Hukum Perbuatan Menghadang Penjual di Luar Kota Berdasarkan Ushul Fiqh, Fiqh Muamalah
Hukum
Perbuatan Menghadang Penjual di Luar Kota Berdasarkan Ushul Fiqh, Fiqh Muamalah
Nabi Muhammad SAW bersabda:
حدثنا عبدالله بن يوسف أخبرنا مالك عن
أبي الزناد عن الاعرج عن أبىهريرةرضي الله عنه أن رسول الله صلىالله عليه وسلم قال: لا تلقواالركبان. ولايبع بعضكم
على بيع بعض. ولاتناجشوا ولايبيع حاضرلباد, ولاتصرواالغنم, ومن ابتاعها فهو بخير
النظرين بعد أن يحتلبهاإن رضيها امسكها وإن سخطهاردها وصاعامن تمر. (متفق عليه ) وفلىلفظ: وهو بالخيارثلاثا
Makna Secara
Leksikal.
“Telah bercerita kepada kami, Abdullah bin Yusuf,
telah memberi kabar kepada kami, Malik
dari Abi Zinad dari Al-A’rad dari Abi Hurairoh r.a, bahwa Rasulullah SAW
bersabda: “Janganlah kalian menjemput rombongan ( yang membawa barang dari desa
ke kota ), janganlah sebagian dari kalian menjual atas jualan yang lain,
janganlah menaikkan harga untuk menipu pembeli, janganlah orang kota menjualkan
buat orang desa, janganlah mengikat puting susu unta dan kambing (supaya banyak
air susunya ), dan barang siapa yang membelinya, maka ia boleh memilih yang
terbaik dari dua pandangan setelah memerah air susunya, jika ia rela boleh
menahannya, dan jika ia tidak rela, maka boleh mengembalikannya beserta satu
sa’ dari kurma”. ( HR. Bukhori Muslim ), Pada lafadz lain “ ia boleh
memilih tiga hari “.
Penjelasan
Lafadz Hadits.
( الإبل والغنم) tidak disebutkan nama sapi, menurut dhahirnya
hadits, melarang terhadap adanya menahan
terhadap susu unta dan kambing, baik itu disengaja atau tidak ( punya tujuan
atau tidak ), sekalipun bukan untuk dijual belikan, hal ini merupakan syarat
bagi Abi Hazm dari Abi Hurairoh dan juga sebagian ulama’ Syafi’iyah. Sedang
pendapat dari An-Nasa’I dari pendapatnya Sufyan dari Abi Zanad, berpendapat
bahwa pelarangan itu apabila hewan tersebut hendak dijual belikan, maka jika
tidak dijual belikan berarti menahan air susu hewan tersebut diperbolehkan.
( فمن ابتاعها
بعد ), yaitu tentang
adanya khiyar dalam jual beli ini, menurut Abi Zanad, bahwa khiyarnya selama 3
hari, kapan mulainya?, Menurut
Hanabilah adalah dihitung mulai adanya perpisahan, sedangkan Syafi’iyah
dihitung ketika terjadinya akad jual beli antara penjual dan pembeli.

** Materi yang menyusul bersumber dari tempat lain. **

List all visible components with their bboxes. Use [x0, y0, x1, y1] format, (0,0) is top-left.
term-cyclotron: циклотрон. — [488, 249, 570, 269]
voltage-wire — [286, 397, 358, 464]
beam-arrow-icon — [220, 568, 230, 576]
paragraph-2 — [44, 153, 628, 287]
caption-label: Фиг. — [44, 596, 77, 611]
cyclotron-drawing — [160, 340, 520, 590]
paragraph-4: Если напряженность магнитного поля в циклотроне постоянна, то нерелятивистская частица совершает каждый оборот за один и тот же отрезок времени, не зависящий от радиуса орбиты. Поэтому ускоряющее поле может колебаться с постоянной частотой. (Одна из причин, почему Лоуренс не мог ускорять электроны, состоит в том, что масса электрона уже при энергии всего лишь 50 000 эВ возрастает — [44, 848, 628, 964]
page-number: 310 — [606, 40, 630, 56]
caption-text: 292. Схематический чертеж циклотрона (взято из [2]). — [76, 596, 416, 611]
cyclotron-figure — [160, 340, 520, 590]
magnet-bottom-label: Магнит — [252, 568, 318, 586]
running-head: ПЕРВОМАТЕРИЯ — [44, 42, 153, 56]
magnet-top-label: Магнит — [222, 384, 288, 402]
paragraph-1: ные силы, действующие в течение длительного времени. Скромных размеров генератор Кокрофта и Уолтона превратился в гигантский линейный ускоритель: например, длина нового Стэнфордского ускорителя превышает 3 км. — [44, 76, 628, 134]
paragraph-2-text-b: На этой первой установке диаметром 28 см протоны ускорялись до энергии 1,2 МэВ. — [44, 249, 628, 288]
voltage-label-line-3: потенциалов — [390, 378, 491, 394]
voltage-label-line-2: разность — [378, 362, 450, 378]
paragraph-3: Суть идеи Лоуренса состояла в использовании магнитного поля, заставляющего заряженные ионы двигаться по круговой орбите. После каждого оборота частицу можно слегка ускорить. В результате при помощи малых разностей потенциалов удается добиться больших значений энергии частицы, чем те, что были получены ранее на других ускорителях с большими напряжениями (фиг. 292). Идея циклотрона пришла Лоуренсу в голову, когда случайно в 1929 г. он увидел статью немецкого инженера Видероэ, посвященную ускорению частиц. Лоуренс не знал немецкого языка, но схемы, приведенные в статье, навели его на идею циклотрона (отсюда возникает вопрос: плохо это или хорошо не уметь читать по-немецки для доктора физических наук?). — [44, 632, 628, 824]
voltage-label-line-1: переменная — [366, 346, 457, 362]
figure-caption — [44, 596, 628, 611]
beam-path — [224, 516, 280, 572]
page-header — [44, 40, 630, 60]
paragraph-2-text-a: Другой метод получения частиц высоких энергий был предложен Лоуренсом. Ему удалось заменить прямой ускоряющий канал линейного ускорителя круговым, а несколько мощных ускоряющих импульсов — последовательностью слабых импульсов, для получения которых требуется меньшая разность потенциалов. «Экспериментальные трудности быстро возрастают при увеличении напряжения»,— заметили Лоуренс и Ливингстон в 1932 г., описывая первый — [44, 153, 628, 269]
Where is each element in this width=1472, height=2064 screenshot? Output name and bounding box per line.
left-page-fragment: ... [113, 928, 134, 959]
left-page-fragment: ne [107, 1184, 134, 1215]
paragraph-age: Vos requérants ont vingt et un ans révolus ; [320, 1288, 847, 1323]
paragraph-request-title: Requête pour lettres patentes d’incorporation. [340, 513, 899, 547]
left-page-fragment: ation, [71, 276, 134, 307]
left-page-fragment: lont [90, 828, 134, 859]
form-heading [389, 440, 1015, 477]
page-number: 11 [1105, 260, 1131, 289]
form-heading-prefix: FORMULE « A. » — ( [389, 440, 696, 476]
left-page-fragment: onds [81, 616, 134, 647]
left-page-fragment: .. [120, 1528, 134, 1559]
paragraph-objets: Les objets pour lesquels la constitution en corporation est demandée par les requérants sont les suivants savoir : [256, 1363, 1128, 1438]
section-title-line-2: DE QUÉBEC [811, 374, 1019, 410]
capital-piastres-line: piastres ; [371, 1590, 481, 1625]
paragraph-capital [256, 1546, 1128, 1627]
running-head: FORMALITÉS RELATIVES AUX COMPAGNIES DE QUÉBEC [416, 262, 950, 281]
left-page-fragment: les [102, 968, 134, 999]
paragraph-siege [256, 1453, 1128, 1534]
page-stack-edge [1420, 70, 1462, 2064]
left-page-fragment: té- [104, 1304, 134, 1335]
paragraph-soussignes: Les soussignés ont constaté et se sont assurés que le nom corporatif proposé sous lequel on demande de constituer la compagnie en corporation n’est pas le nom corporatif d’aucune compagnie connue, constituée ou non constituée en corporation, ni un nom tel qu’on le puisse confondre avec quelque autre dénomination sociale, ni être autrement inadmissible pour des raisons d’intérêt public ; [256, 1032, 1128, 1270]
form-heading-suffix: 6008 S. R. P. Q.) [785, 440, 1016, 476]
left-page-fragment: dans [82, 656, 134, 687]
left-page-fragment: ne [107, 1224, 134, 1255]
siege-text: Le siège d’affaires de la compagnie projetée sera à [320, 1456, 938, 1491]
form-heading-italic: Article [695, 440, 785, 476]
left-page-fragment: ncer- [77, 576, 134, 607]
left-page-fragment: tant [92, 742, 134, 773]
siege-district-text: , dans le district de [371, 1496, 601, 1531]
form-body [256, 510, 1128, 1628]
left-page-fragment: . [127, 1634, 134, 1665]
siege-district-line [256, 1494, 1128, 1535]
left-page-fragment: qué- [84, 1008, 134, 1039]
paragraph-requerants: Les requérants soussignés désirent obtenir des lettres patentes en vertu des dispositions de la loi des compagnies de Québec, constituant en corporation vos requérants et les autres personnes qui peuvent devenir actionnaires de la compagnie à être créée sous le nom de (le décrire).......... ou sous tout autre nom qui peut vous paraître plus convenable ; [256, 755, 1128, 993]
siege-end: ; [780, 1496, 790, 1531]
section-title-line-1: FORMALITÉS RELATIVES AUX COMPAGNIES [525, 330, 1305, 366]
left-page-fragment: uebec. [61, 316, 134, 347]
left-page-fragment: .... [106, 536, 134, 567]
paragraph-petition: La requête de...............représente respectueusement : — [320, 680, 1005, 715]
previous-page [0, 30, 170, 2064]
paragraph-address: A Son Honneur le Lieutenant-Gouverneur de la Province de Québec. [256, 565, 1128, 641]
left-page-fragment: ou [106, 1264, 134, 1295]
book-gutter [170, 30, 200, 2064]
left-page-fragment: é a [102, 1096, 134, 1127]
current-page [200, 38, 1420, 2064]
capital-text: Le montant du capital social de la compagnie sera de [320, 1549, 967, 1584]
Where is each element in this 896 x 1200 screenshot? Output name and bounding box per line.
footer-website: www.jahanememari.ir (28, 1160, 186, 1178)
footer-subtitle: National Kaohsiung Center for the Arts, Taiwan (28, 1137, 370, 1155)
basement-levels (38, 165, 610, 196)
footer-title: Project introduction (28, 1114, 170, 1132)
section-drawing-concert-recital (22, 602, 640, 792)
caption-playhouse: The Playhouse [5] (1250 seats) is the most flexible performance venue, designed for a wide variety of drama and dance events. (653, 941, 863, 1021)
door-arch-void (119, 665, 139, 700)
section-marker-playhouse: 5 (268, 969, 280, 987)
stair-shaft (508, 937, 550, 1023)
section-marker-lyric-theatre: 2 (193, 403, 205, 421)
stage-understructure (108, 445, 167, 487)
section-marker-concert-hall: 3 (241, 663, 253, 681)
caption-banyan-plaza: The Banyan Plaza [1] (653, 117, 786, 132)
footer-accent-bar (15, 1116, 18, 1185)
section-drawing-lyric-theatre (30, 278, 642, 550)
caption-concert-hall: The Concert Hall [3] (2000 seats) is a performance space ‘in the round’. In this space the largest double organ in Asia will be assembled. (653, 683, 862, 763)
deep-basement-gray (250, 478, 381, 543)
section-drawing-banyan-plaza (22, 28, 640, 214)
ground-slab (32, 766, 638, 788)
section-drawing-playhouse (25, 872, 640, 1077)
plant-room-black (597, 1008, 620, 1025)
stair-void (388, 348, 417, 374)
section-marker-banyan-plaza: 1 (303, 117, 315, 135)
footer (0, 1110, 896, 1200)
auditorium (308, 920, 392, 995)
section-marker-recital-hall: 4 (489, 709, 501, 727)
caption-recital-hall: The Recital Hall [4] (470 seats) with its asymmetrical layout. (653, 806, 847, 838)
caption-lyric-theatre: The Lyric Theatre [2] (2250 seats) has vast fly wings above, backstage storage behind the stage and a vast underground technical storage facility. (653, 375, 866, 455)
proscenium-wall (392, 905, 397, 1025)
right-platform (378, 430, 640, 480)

( أن يحتلبها ) Menurut dhahirnya hadits, bahwa adanya khiyar itu
setelah memrah air susunya, Sedang menurut Jumhur Ulama’ bahwa adanya khiyar,
apabila mengetahui bahwa hewan tersebut ditahan air susunya, sekalipun tidak
diperah, maka sekalipun tidak diperah, hukum khiyarnya tertap ada.
Analisa Pendapat Dalam Hadits.
Dari hadits diatas
bahwa Rasulullah SAW, melarang lima macam bentuk jual beli diantaranya
adalah melarang menjemput rombongan yang
membawa barang dari desa ke kota, sebelum mereka sampai ke pasar tempat menjual
barang. Karena mereka belum mengetahui harga dipasar, maka yang demikian itu
dapat merugikan bagi mereka, kalau mereka sampai di pasar mereka akan
mengetahui harga di pasar. Dalam hal ini ada tiga permasalahan:
Jika mereka mengetahui bahwa
hal itu dilarang, dan sengaja menjemput rombongan yang membawa barang dari desa
itu, maka perbuatan tersebut hukumnya haram. Tapi jika mereka keluar kota untuk urusan yang
lain, tiba-tiba berjumpa dengan rombongan itu, kemudian mereka membeli barang
dagangan dari rombongan itu, maka menurut pendapat dari golongan Syafi’iyah ada dua pendapat, dan yang benar adalah berdosa.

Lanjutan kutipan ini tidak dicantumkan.